Sam Sokol is the Times of Israel's political correspondent. He was previously a reporter for the Jerusalem Post, Jewish Telegraphic Agency and Haaretz. He is the author of "Putin’s Hybrid War and the Jews"

Ra'am party head MK Mansour Abbas leads a faction meeting, at the Knesset in Jerusalem, on June 12, 2023. (Yonatan Sindel/Flash90)
Ra'am party head MK Mansour Abbas leads a faction meeting, at the Knesset in Jerusalem, on June 12, 2023. (Yonatan Sindel/Flash90)

The Corporations Authority announces the pending dissolution of two nonprofits associated with MK Mansour Abbas’ United Arab List party due to alleged terror ties.

According to a statement by the Justice Ministry, the decision came after an investigation found reason to believe that the Islamic Association for Orphans and the Needy and the Association for Humanitarian Actions had “transferred funds or cooperated with organizations outside of Israel that were declared as terrorist organizations.”

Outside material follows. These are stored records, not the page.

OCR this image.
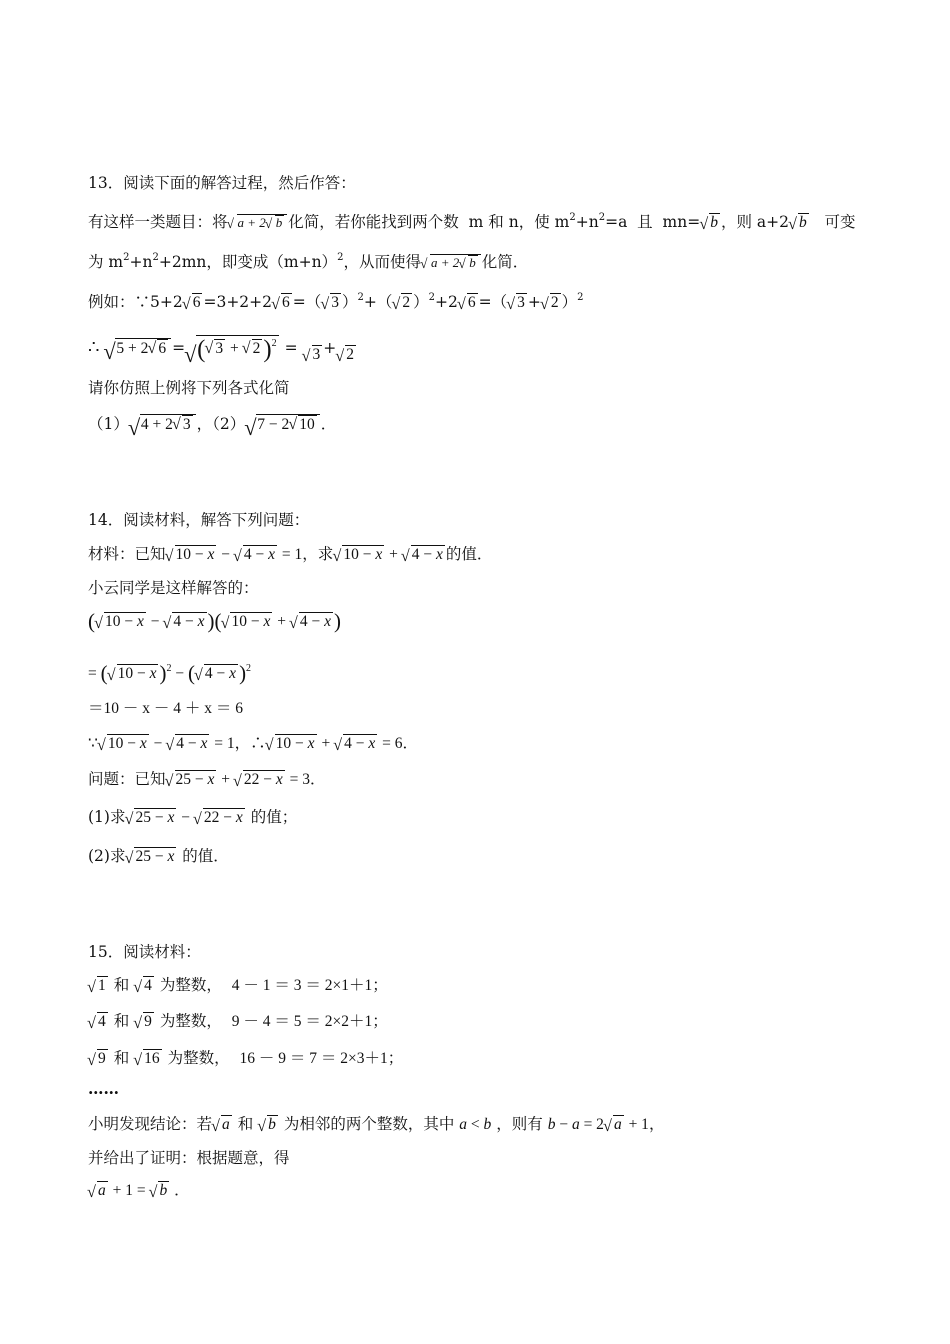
13．阅读下面的解答过程，然后作答：
有这样一类题目：将 √ a + 2 √ b 化简，若你能找到两个数 m 和 n，使 $m^2+n^2=a$ 且 mn= √ b ，则 a+2 √ b 可变
为 $m^2+n^2+2mn$，即变成$(m+n)^2$，从而使得 √ a + 2 √ b 化简．
例如：∵5+2 √ 6 =3+2+2 √ 6 =（ √ 3 ）$^2$+（ √ 2 ）$^2$+2 √ 6 =（ √ 3 + √ 2 ）$^2$
∴ √ 5 + 2 √ 6 = √ ( √ 3 + √ 2 )$^2$ = √ 3 + √ 2
请你仿照上例将下列各式化简
（1） √ 4 + 2 √ 3 ，（2） √ 7 − 2 √ 10 ．
14．阅读材料，解答下列问题：
材料：已知 √ 10 − x − √ 4 − x = 1，求 √ 10 − x + √ 4 − x 的值．
小云同学是这样解答的：
( √ 10 − x − √ 4 − x )( √ 10 − x + √ 4 − x )
= ( √ 10 − x )$^2$ − ( √ 4 − x )$^2$
＝10 － x － 4 ＋ x ＝ 6
∵ √ 10 − x − √ 4 − x = 1，∴ √ 10 − x + √ 4 − x = 6．
问题：已知 √ 25 − x + √ 22 − x = 3．
(1)求 √ 25 − x − √ 22 − x 的值；
(2)求 √ 25 − x 的值．
15．阅读材料：
√ 1 和 √ 4 为整数， 4 － 1 ＝ 3 ＝ 2×1＋1；
√ 4 和 √ 9 为整数， 9 － 4 ＝ 5 ＝ 2×2＋1；
√ 9 和 √ 16 为整数， 16 － 9 ＝ 7 ＝ 2×3＋1；
……
小明发现结论：若 √ a 和 √ b 为相邻的两个整数，其中 a < b ，则有 b − a = 2 √ a + 1，
并给出了证明：根据题意，得
√ a + 1 = √ b ．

Both the United Arab List, also known by its Hebrew acronym Ra’am, and the nonprofits are affiliated with Israel’s Islamic Movement.

The two charitable funds were warned of the authority’s intent to begin liquidation procedures and given until May 6 to present their case as to why the government should not request a dissolution order from the court.

According to the Kan public broadcaster, Ra’am has claimed that the allegations constitute political persecution. Kan also reports that one of the two nonprofit accounts was recently blocked by Bank Leumi.

An attorney for the bank told the network that there had been “money transfers here to associations that we know are Hamas associations.”

Responding to the news, Finance Minister Bezalel Smotrich writes on X, formerly Twitter, that he had “warned and cried out about the connection between the Ra’am party and Mansour Abbas and terrorism, a connection that today receives official confirmation.”

“We knew about it for sure and based our opposition to the establishment of a government that relies on them,” he states, referring to Ra’am’s presence in the short-lived Bennett-Lapid government.